Pour le Mondial, les tâches ont été réparties: Ehmes s'est chargé du Qatar, Lauer s'est concentré sur le Canada et Alicajic de la Bosnie-Herzégovine, notamment en raison de ses origines. Ce dernier lit d'ailleurs attentivement la presse bosnienne pour se tenir informé des dernières nouvelles entourant cette sélection.
La majeure partie du travail s'effectue désormais au bureau. Grâce à la quantité considérable de données et d'images vidéo disponibles aujourd'hui, il n'est plus nécessaire de multiplier les déplacements. A ses débuts, Kevin Ehmes s'était par exemple rendu à deux reprises aux Îles Féroé pour analyser un futur adversaire. Pour une sélection plus mystérieuse comme le Qatar, certains matches amicaux ont toutefois été observés sur place.

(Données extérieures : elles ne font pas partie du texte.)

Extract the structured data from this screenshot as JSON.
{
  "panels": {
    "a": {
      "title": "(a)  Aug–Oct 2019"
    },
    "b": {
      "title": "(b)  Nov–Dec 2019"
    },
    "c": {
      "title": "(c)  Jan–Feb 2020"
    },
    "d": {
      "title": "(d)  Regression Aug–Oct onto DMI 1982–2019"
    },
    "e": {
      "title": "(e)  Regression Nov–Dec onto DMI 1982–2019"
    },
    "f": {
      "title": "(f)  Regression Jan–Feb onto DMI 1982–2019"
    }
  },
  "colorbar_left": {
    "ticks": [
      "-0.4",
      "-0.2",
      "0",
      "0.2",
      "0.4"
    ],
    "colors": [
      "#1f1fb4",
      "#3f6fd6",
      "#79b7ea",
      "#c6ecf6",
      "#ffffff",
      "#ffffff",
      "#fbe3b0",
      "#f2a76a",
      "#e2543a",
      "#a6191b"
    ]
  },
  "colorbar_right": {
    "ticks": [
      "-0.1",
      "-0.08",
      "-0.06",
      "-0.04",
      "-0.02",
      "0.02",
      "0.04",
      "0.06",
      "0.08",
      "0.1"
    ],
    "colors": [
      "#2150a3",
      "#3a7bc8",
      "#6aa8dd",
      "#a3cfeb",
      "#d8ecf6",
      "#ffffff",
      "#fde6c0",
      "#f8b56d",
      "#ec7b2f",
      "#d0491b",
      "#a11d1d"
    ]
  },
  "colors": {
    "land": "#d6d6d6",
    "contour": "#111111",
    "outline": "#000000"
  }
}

Les trois analystes récoltent aussi des données sur les éventuels adversaires des 16es de finale. Avec l'élargissement du tournoi et le nouveau format, pas moins de 28 équipes peuvent encore se retrouver sur la route de la Suisse. Une tâche gigantesque qui les oblige à solliciter l'aide de collaborateurs de l'ASF restés au pays.
Conscients de leurs limites
Murat Yakin apprécie énormément le travail des analystes. Contrairement à l'époque de Vladimir Petkovic, Kevin Ehmes prend même place sur le banc pendant les matches aux côtés du staff technique.
Il reste en contact permanent avec Alicajic et Lauer, installés en tribune, qui lui transmettent leurs observations en direct. Il lui arrive parfois d'être tellement absorbé par l'analyse d'une situation de jeu qu'il en oublie même de célébrer un but.
Mais ce type d'analyse approfondie ne fait pas l'unanimité partout. Les critiques rappellent volontiers qu'au football, le hasard - ou ce fameux "momentum" propre au sport - conserve une importance majeure. Un tir dévié, une expulsion précoce ou un éclair de génie individuel peuvent réduire à néant la préparation la plus méticuleuse en l'espace de quelques secondes.
Ehmes, Alicajic et Lauer s'interrogent eux aussi régulièrement sur leur influence réelle sur les résultats. "Nous sommes conscients des limites de notre travail", reconnaît Ehmes. "Nous essayons de préparer les choses du mieux possible afin d'augmenter les probabilités de succès. Mais au final, tout se joue dans les pieds des joueurs sur le terrain."